Evaluation of Sirolimus Dosing in Neonates and Infants With Lymphatic Disorders: A Case Series.

OBJECTIVE

Literature in pediatric patients suggests dosing sirolimus 1.6 mg/m2/day divided twice daily for lymphatic disorders with limited evidence available for dosing in neonates and infants. The objective of this research was to determine the sirolimus dose required to achieve therapeutic trough concentrations in infants with lymphatic disorders at Children's Hospital of Philadelphia.

METHODS

This retrospective review included patients <1 year of age at Children's Hospital of Philadelphia who were initiated on sirolimus for lymphatic disorder. Patients were included if they received at least 5 days of consecutive sirolimus therapy prior to trough concentration monitoring. Measures of central tendency and variability were used for statistical analysis.

RESULTS

A total of 16 patients met criteria for inclusion. The median initial sirolimus dose was 1 mg/m/day (IQR, 0.5-1.6 mg/m/day). Fourteen patients (87.5%) achieved therapeutic trough concentrations on a median sirolimus dose of 0.5 mg/m/day.
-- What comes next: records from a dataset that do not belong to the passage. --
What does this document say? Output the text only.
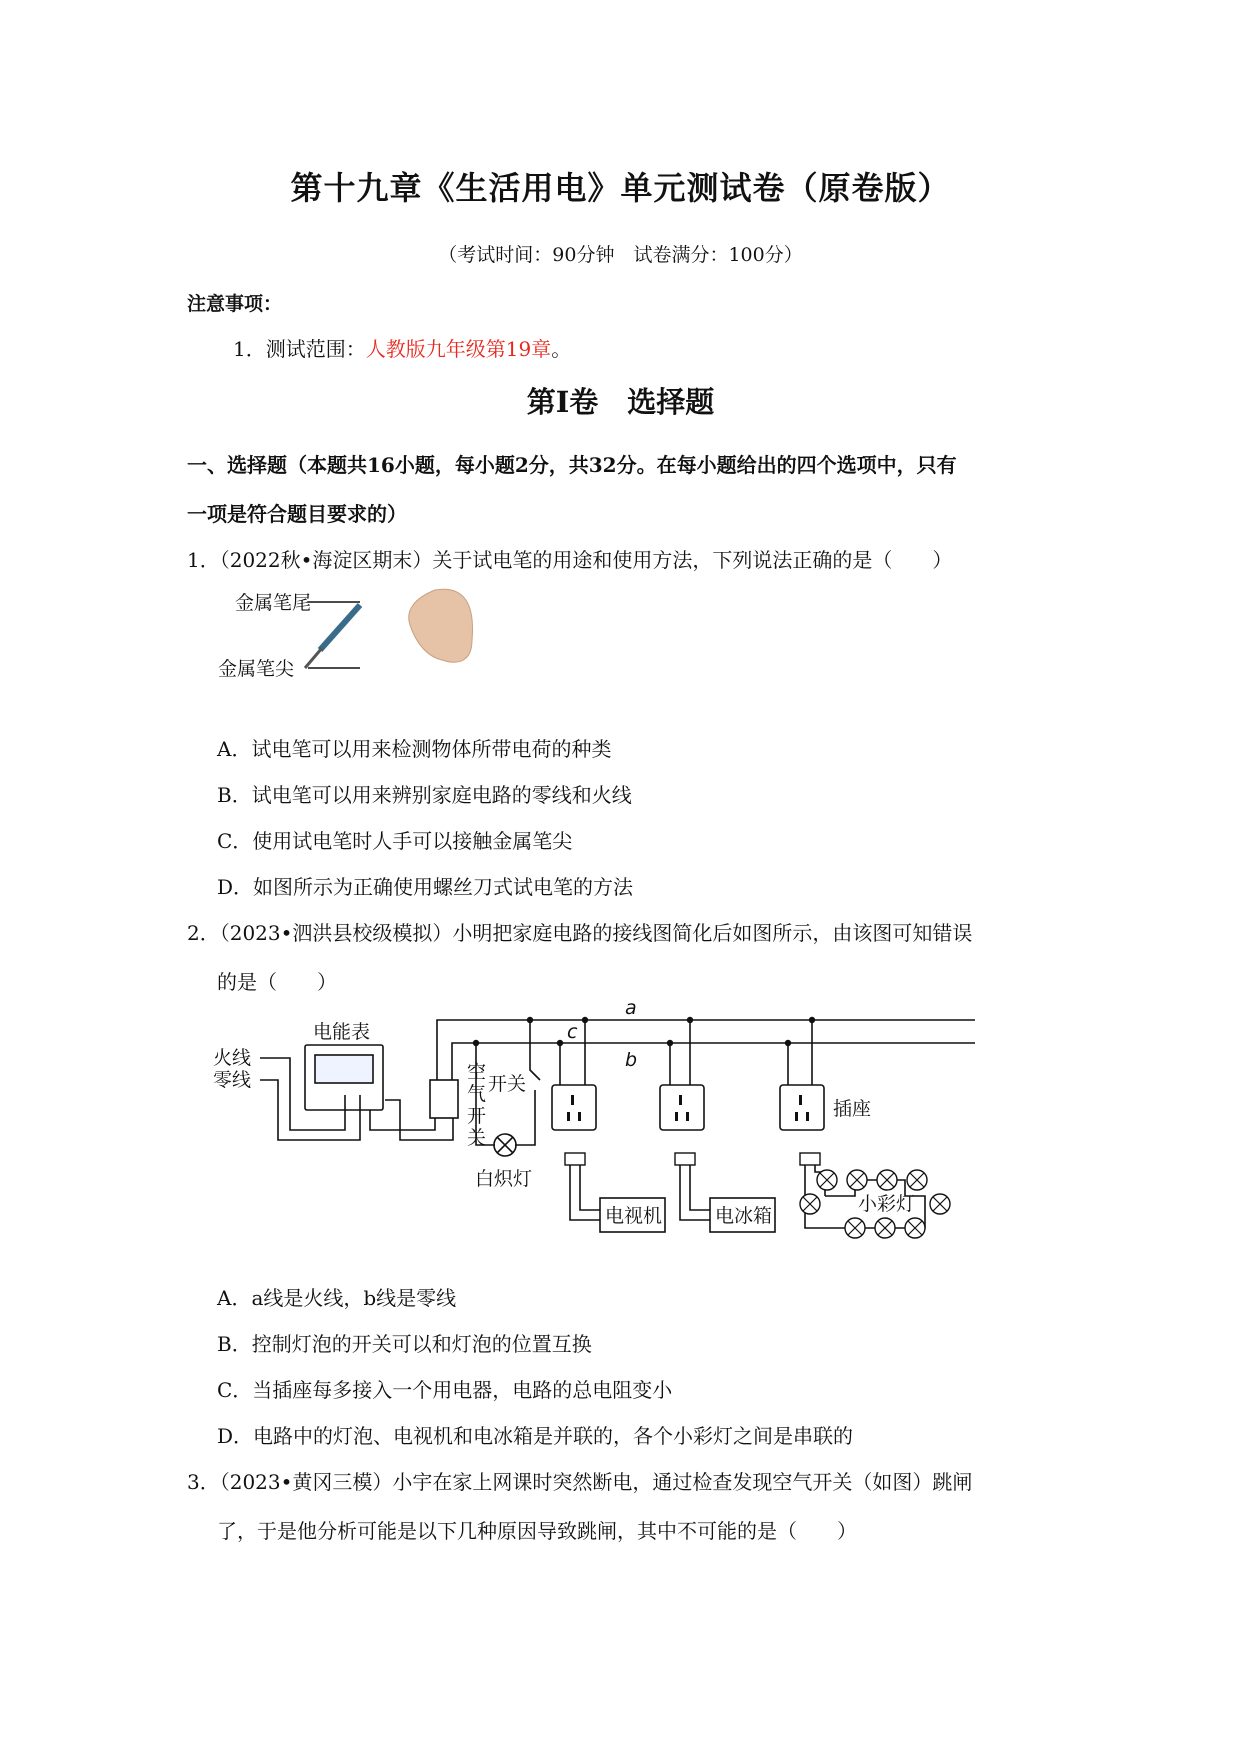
第十九章《生活用电》单元测试卷（原卷版）
（考试时间：90分钟　试卷满分：100分）
注意事项：
1．测试范围：人教版九年级第19章。
第Ⅰ卷　选择题
一、选择题（本题共16小题，每小题2分，共32分。在每小题给出的四个选项中，只有
一项是符合题目要求的）
1．（2022秋•海淀区期末）关于试电笔的用途和使用方法，下列说法正确的是（　　）
金属笔尾
金属笔尖
A．试电笔可以用来检测物体所带电荷的种类
B．试电笔可以用来辨别家庭电路的零线和火线
C．使用试电笔时人手可以接触金属笔尖
D．如图所示为正确使用螺丝刀式试电笔的方法
2．（2023•泗洪县校级模拟）小明把家庭电路的接线图简化后如图所示，由该图可知错误
的是（　　）
火线
零线
电能表
空
气
开
关
开关
白炽灯
a
b
c
插座
电视机	电冰箱
小彩灯
A．a线是火线，b线是零线
B．控制灯泡的开关可以和灯泡的位置互换
C．当插座每多接入一个用电器，电路的总电阻变小
D．电路中的灯泡、电视机和电冰箱是并联的，各个小彩灯之间是串联的
3．（2023•黄冈三模）小宇在家上网课时突然断电，通过检查发现空气开关（如图）跳闸
了，于是他分析可能是以下几种原因导致跳闸，其中不可能的是（　　）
Dosing frequency to achieve therapeutic trough concentrations included 1 patient (6.25%) on twice daily dosing, 12 patients (75%) on once daily dosing, and 1 patient (6.25%) requiring every 48-hour dosing. The median time to first therapeutic trough was 15.5 days (IQR, 5.5-18.5 days), and patients required a median of 1 dose adjustment.

CONCLUSIONS

A median sirolimus dose to achieve therapeutic sirolimus trough concentrations in infants with lymphatic disorders was 0.5 mg/m/day with a median of 1 dose adjustment. Sirolimus was well tolerated in the study population.